As a preferable scheme of the recycling treatment method of the aluminum electrolysis carbon-containing hazardous waste, the invention comprises the following steps: in the step S2, the top of the high-temperature mechanical activation device is provided with an air inlet/outlet valve and a polytetrafluoroethylene lining.
As a preferable scheme of the recycling treatment method of the aluminum electrolysis carbon-containing hazardous waste, the invention comprises the following steps: in the step S2, if the raw material to be used is the waste cathode carbon block, oxidizing gas is introduced to carry out decyanation treatment.

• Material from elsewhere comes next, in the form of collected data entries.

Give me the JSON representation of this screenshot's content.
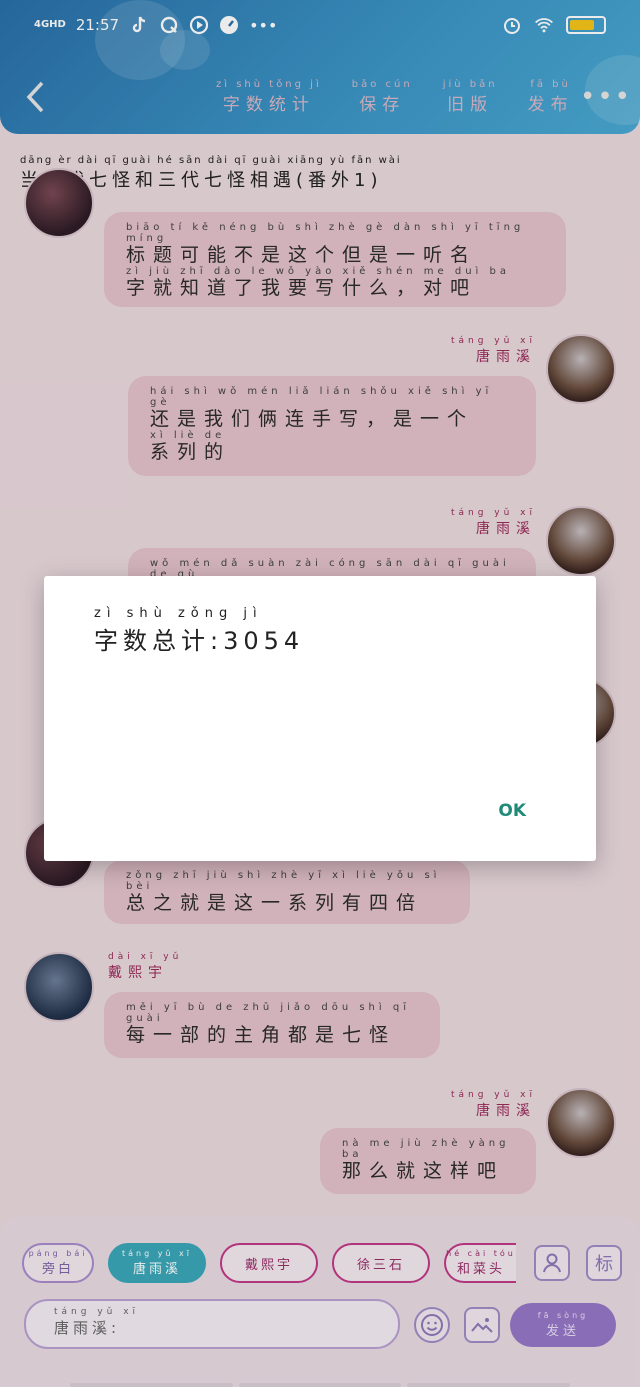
{
  "status": {
    "network": "4GHD",
    "time": "21:57",
    "colors": {
      "battery": "#f5c518"
    }
  },
  "header": {
    "back_icon": "chevron-left-icon",
    "actions": [
      {
        "py": "zì shù tǒng jì",
        "hz": "字数统计"
      },
      {
        "py": "bǎo cún",
        "hz": "保存"
      },
      {
        "py": "jiù bǎn",
        "hz": "旧版"
      },
      {
        "py": "fā bù",
        "hz": "发布"
      }
    ],
    "more_icon": "more-dots-icon"
  },
  "story": {
    "title_py": "dāng èr dài qī guài hé sān dài qī guài xiāng yù fān wài",
    "title_hz": "当二代七怪和三代七怪相遇(番外1)"
  },
  "messages": [
    {
      "py1": "biāo tí kě néng bù shì zhè gè dàn shì yī tīng míng",
      "hz1": "标题可能不是这个但是一听名",
      "py2": "zì jiù zhī dào le wǒ yào xiě shén me duì ba",
      "hz2": "字就知道了我要写什么，对吧"
    },
    {
      "name_py": "táng yǔ xī",
      "name_hz": "唐雨溪",
      "py1": "hái shì wǒ mén liǎ lián shǒu xiě shì yī gè",
      "hz1": "还是我们俩连手写，是一个",
      "py2": "xì liè de",
      "hz2": "系列的"
    },
    {
      "name_py": "táng yǔ xī",
      "name_hz": "唐雨溪",
      "py1": "wǒ mén dǎ suàn zài cóng sān dài qī guài de gù",
      "hz1": ""
    },
    {
      "py1": "zǒng zhī jiù shì zhè yī xì liè yǒu sì bèi",
      "hz1": "总之就是这一系列有四倍"
    },
    {
      "name_py": "dài xī yǔ",
      "name_hz": "戴熙宇",
      "py1": "měi yī bù de zhǔ jiǎo dōu shì qī guài",
      "hz1": "每一部的主角都是七怪"
    },
    {
      "name_py": "táng yǔ xī",
      "name_hz": "唐雨溪",
      "py1": "nà me jiù zhè yàng ba",
      "hz1": "那么就这样吧"
    }
  ],
  "dialog": {
    "label_py": "zì shù zǒng jì",
    "label_hz": "字数总计",
    "value": ":3054",
    "ok": "OK",
    "colors": {
      "ok": "#1f8a78"
    }
  },
  "composer": {
    "chips": [
      {
        "py": "páng bái",
        "hz": "旁白"
      },
      {
        "py": "táng yǔ xī",
        "hz": "唐雨溪"
      },
      {
        "py": "",
        "hz": "戴熙宇"
      },
      {
        "py": "",
        "hz": "徐三石"
      },
      {
        "py": "hé cài tóu",
        "hz": "和菜头"
      }
    ],
    "person_icon": "person-icon",
    "tag_label": "标",
    "input_py": "táng yǔ xī",
    "input_hz": "唐雨溪:",
    "emoji_icon": "emoji-icon",
    "image_icon": "image-icon",
    "send_py": "fā sòng",
    "send_hz": "发送",
    "colors": {
      "active_chip": "#3aa7b9",
      "send": "#9677c7"
    }
  }
}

As a preferable scheme of the recycling treatment method of the aluminum electrolysis carbon-containing hazardous waste, the invention comprises the following steps: in the step S2, the oxidizing gas is air, oxygen-enriched gas or carbon dioxide.
As a preferable scheme of the recycling treatment method of the aluminum electrolysis carbon-containing hazardous waste, the invention comprises the following steps: in the step S3, the liquid reaction agent is one or more of nitric acid, sulfuric acid and hydrochloric acid.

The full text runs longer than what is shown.